Eine Gruppe von drei Herrn stand am großen Springbrunnen und schaute nach dem Stürzen des Wassers und wie Frau Sonne sich in den ewig bewegten Wellen des Bassins lustig bespiegelte. Es konnte nichts Verschiedeneres geben, als diese drei Männer. Der Erste, in mittleren Jahren, von fast zu zierlicher Gestalt, mit hoher reichlich gepuderter Perrücke, die hellrosa Toilette im Geschmack Louis XIV. war des Kaisers Kammerherr Baron Seckendorff Vermuthlich ein Verwandter des zu jener Zeit hochberühmten Marschalls Seckendorff.; der zweite mochte die Zwanzig noch nicht viel überschritten haben, trug das schwarze natürliche Haar kurz geschoren und die knappe schwarze Kleidung nach spanischem Schnitt, dabei war er groß und schlank, von dunklem Teint, die großen schwarzen Augen strahlend in feuriger Gluth. Von weitem sah man ihm den Italiener an. Graf Rivara war auch erst seit wenig Tagen in des Kaisers Dienste getreten. Der Dritte, das genaue Gegentheil der beiden anderen, hatte trotz vorgerückten Jahren und gänzlich verkümmert und verkrüppelter Gestalt ein knappes Wams von den grellfarbigsten Stoffen an und verunstaltete seinen ohnehin unverhältnißmäßig großen Kopf durch eine unförmig hohe Perrücke. Wer des Mannes schreckliche Erscheinung betrachtete, mußte ihn bedauern, doch hatte ihm die Natur für solch stiefmütterliche Behandlung eine Entschädigung in die Wiege gelegt, schwerwiegend und nicht zu unterschätzen: das war sein Witz, der zuweilen beißend genug selbst den Churfürsten und Kaiser nicht verschonte, obwohl er dessen Brod aß, denn er war Palma, Karl Albrecht's Hofnarr.

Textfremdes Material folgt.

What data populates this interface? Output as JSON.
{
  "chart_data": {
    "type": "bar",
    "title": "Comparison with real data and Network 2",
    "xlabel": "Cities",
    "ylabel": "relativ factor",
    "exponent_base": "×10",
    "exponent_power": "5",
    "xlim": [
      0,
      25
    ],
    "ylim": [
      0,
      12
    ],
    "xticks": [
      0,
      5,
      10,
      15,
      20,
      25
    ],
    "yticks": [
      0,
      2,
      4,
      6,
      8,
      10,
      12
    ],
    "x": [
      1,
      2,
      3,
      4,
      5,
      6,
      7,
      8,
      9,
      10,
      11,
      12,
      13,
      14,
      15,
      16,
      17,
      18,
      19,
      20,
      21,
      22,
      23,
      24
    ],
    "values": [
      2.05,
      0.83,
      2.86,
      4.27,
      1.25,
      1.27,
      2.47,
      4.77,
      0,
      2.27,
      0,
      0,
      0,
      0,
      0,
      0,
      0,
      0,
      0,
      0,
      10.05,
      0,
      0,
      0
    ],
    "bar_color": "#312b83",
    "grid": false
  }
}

Vertraulich klopfte er eben dem Grafen Rivara auf die Hand. »Eigentlich ist Euch zu gratuliren zu Euerm neuen Amt«, sprach er in boshaftem Ton; »denn mühelos ist die Stellung eines Cavaliers an unserm Hof: Maillespielen, Schwanenfüttern, wenn's hoch kommt im Schachspiel matt werden; 's ist nicht zum Kopfzerbrechen!«
Graf Rivara lachte: »Herber Witz – scharfe Grütz!« aber Palma fuhr unbeirrt fort: »Dennoch möcht ich Euch noch eine Warnung zukommen lassen!« Dabei setzte sich der wunderliche Zwerg auf die Tropfsteine der Bassinsumrandung, kreuzte die mageren Beinchen, nahm die Stellung eines Fiedlers an und sang halb sprechend mit scharfer Betonung:
»Es war einmal ein junger Fant,
Der saß im Königsschloß –
Fa lira lant, fa lira lant,
Der trug gar köstliches Gewand
Und ritt ein prächtig Roß.
Der junge Herr war wild gemuth
Zu Hieb und Stich und Schlag –
Fa lira lut, fa lira lut,
Oft floß von seinem Degen Blut,
Bei wildem Raufgelag.
Auch mit dem Becher stand er d'rum
Auf gar vertrautem Fuß –
Fa lira lum, fa lira lum,
Der zog ihn oftmals krumm und um,
Daß er Sand küssen muß.
Der König war ein milder Herr
Und war dem Junker hold, –
Fa lira ler, fa lira ler,
Trotz Rausch und Stich und Anderem mehr
Hat nimmermehr gegrollt.
Doch einstmals trieb's der Junker bunt:
Er griff die schönste Maid –
Fa lira lunt, fa lira lunt,
Und küßt sie auf den rothen Mund
Und schuf ihr schweres Leid.
Zum König kam die schlimme Mär:
›Und hast Du dies gewagt –
Fa lira ler, fa lira ler,
So rettest Du der Dirn die Ehr'
Und nimmst zum Weib die Magd!‹
Rivara hatte sinnend dem Liede gelauscht, jetzt zuckte es spöttisch um seinen Mund: »Glaubt Ihr, ich sei aus Italien gekommen, deutsche Moralpredigten zu hören?« Baron Seckendorff legte den Finger an den Mund: » Pardonnez s'il vous plaît! Warum hebet Ihr Eure Stimme wie Josua, da er die Mauern von Jericho stürmte? Morbleu, 's ist gefährlich, so in seine geheimsten pensée's schauen zu lassen.«
Da konnte sich Rivara des Lachens nimmer enthalten: »Ich hab' mein Lebtag gewußt, was thun, was lassen; aber ein Kopfhänger werd' ich nimmer und sollte der Mond d'rüber seinen Schein einbüßen.«
» Mon Dieu, mon Dieu,« jammerte der zierliche Baron, » quelle idée frivole, comme c'est terrible!« und er rang die feinen Hände.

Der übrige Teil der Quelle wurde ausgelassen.